What do you like to do in your time away from your instrument?

These days I actually don’t have all that much time with my instrument. Between my Dal Niente job and home life I have relatively little practice time available to me. But when I’m not otherwise working I am very likely doing one of these things:

Reading! Favorite authors are George Saunders, Charles Yu, Tressie McMillan Cottom, Junot Diaz, Michael Chabon, Lydia Davis. I can’t read just one book at a time, I have to read at least three. Right now I’m reading “The Overstory” by Richard Powers (depressing but not sure?), an illustrated manual to home maintenance (badly written but very informative), and “Several Short Sentences on Writing” by Verlyn Klinkenborg (fun).
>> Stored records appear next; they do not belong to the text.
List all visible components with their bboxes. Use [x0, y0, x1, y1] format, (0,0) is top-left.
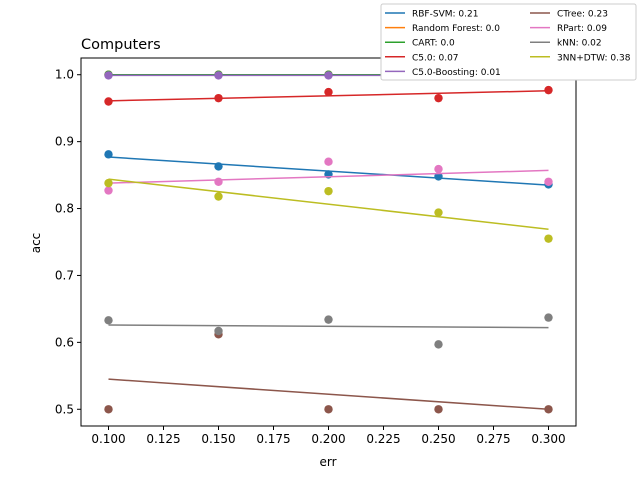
legend-item: RBF-SVM: 0.21	[385, 10, 478, 20]
y-axis-label: acc	[29, 233, 43, 254]
x-tick-label: 0.175	[256, 432, 290, 446]
x-axis-label: err	[319, 455, 336, 469]
series-8	[104, 178, 553, 243]
x-tick-label: 0.150	[201, 432, 235, 446]
x-tick-label: 0.125	[146, 432, 180, 446]
y-tick-label: 0.5	[55, 402, 74, 416]
data-point	[104, 150, 113, 159]
data-point	[544, 405, 553, 414]
x-tick-label: 0.225	[366, 432, 400, 446]
y-tick-label: 0.7	[55, 268, 74, 282]
data-point	[214, 326, 223, 336]
chart-title: Computers	[81, 37, 161, 53]
legend-item: C5.0: 0.07	[385, 53, 459, 63]
data-point	[324, 71, 333, 80]
data-point	[544, 313, 553, 322]
series-7	[104, 313, 553, 349]
legend-label: C5.0-Boosting: 0.01	[412, 68, 501, 78]
data-point	[544, 177, 553, 186]
y-tick-label: 1.0	[55, 68, 74, 82]
data-point	[324, 157, 333, 166]
data-point	[324, 405, 333, 414]
legend-label: 3NN+DTW: 0.38	[557, 53, 631, 63]
legend-item: CART: 0.0	[385, 39, 455, 49]
x-tick-label: 0.100	[91, 432, 125, 446]
data-point	[544, 234, 553, 243]
fit-line	[108, 178, 549, 231]
series-5	[104, 330, 553, 414]
legend-label: Random Forest: 0.0	[412, 24, 500, 34]
data-point	[104, 97, 113, 106]
legend-label: CART: 0.0	[412, 39, 455, 49]
data-point	[104, 316, 113, 325]
data-point	[324, 87, 333, 97]
legend-item: 3NN+DTW: 0.38	[530, 53, 631, 63]
legend-label: kNN: 0.02	[557, 39, 602, 49]
data-point	[324, 315, 333, 324]
data-point	[434, 93, 443, 103]
series-3	[104, 85, 553, 106]
y-tick-label: 0.6	[55, 335, 74, 349]
data-point	[434, 405, 443, 414]
fit-line	[108, 169, 549, 184]
legend-item: CTree: 0.23	[530, 10, 608, 20]
data-point	[104, 178, 113, 188]
legend-label: RPart: 0.09	[557, 24, 607, 34]
legend-item: Random Forest: 0.0	[385, 24, 500, 34]
legend-label: RBF-SVM: 0.21	[412, 10, 478, 20]
plot-layer: 0.100 0.125 0.150 0.175 0.200 0.225 0.250 0.275…	[55, 57, 577, 446]
legend-item: kNN: 0.02	[530, 39, 602, 49]
series-0	[104, 150, 553, 189]
data-point	[214, 177, 223, 186]
data-point	[434, 208, 443, 217]
data-point	[214, 162, 223, 171]
fit-line	[108, 324, 549, 329]
y-tick-label: 0.8	[55, 202, 74, 216]
fit-line	[108, 378, 549, 411]
plot-frame	[80, 57, 577, 427]
y-tick-label: 0.9	[55, 135, 74, 149]
data-point	[324, 186, 333, 196]
data-point	[104, 405, 113, 414]
x-tick-label: 0.275	[476, 432, 510, 446]
data-point	[214, 71, 223, 80]
legend: RBF-SVM: 0.21 Random Forest: 0.0 CART: 0.0…	[380, 3, 637, 81]
x-tick-label: 0.300	[531, 432, 565, 446]
data-point	[104, 186, 113, 195]
legend-label: CTree: 0.23	[557, 10, 608, 20]
series-6	[104, 157, 553, 195]
legend-item: RPart: 0.09	[530, 24, 607, 34]
x-tick-label: 0.250	[421, 432, 455, 446]
legend-item: C5.0-Boosting: 0.01	[385, 68, 501, 78]
data-point	[214, 93, 223, 103]
data-point	[214, 192, 223, 201]
data-point	[434, 340, 443, 349]
legend-box	[380, 3, 637, 81]
data-point	[434, 164, 443, 174]
data-point	[104, 71, 113, 80]
data-point	[544, 85, 553, 95]
legend-label: C5.0: 0.07	[412, 53, 459, 63]
x-tick-label: 0.200	[311, 432, 345, 446]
I have always liked books about writing.

Cooking. I love to cook but who isn’t sick of their own cooking by now? Been really into a cookbook called “East” by Meera Sodha lately. Particularly good if, like me, you’ve run out of ideas for tofu. Coffee, good olive oil, red wine. I don’t need too much else.

Exercising! Exercising in my living room during kiddo’s naptime is a daily routine. From the comfort of my blue carpet I imagine myself doing some navy seal / crossfit / strongman workout, but am actually just flinging around a kettlebell and trying not to annoy the neighbors or sweat on the furniture.

What has been your most memorable moment from your time in the Grossman Ensemble?

Honestly there have been so many that I think the truest answer is that it’s always memorable. A few highlights? OK.

  • Tania Leon coaching Michael Lewanski on his conducting
  • Playing a duet with Greg Beyer on berimbau (Rodrigo Bussad)
  • Also Greg Beyer playing a crazy bells-on-timpani combo (JB Lee’s piece)
  • Sitting next to Tim Munroe!
  • Playing microtonal duets with Taimur Sullivan. Two times! (Anthony Cheung and Steve Lehman)
  • Grossman players have GREAT shoes/beards/patterned shirts/taste in Lacroix
  • Still waiting for Dan Pesca to miss a note 

If the harp was a culinary dish, what would it be?

I love this question. I also really love questions along these lines. (If the harp were a love language what would it be? “Touch.” Of course. Then probably “acts of service” for all the schlepping). A pavlova, or something in that universe. Meringues. Whipped dairy things. Like a cloud, kind of sweet, mostly pretty innocent as far as food goes. I’m not a baker so were I to make one it would probably be laced with eggshells. Ok so that’s one take, which plays off the whole angelic harp angle, which is ironic because I don’t particularly like those things.

Quarckbällchen, which translates to “fried cheese ball.” I ate them in Germany one summer. It’s like a sweet cheese donut hole covered in sugar. I’m gonna go with that because it’s a nod to the heavenly textures of a pillowly baked thing but is essentially doughy fried cheese. Seems sinful enough.

What has being in the Grossman Ensemble meant to you? 

I think what I’m trying to get at here is that the Grossman Ensemble is one of those rare occurrences in the world of new music in which the planning, the production, timeline, venue, it’s all set, just as it ought to be, so it gives the players the opportunity to work in a freely creative environment. Musicians worry a lot. We worry about getting enough work, we worry about getting enough work that we like, we worry about work sticking around. The Grossman Ensemble has created the conditions such that those worries aren’t on the table.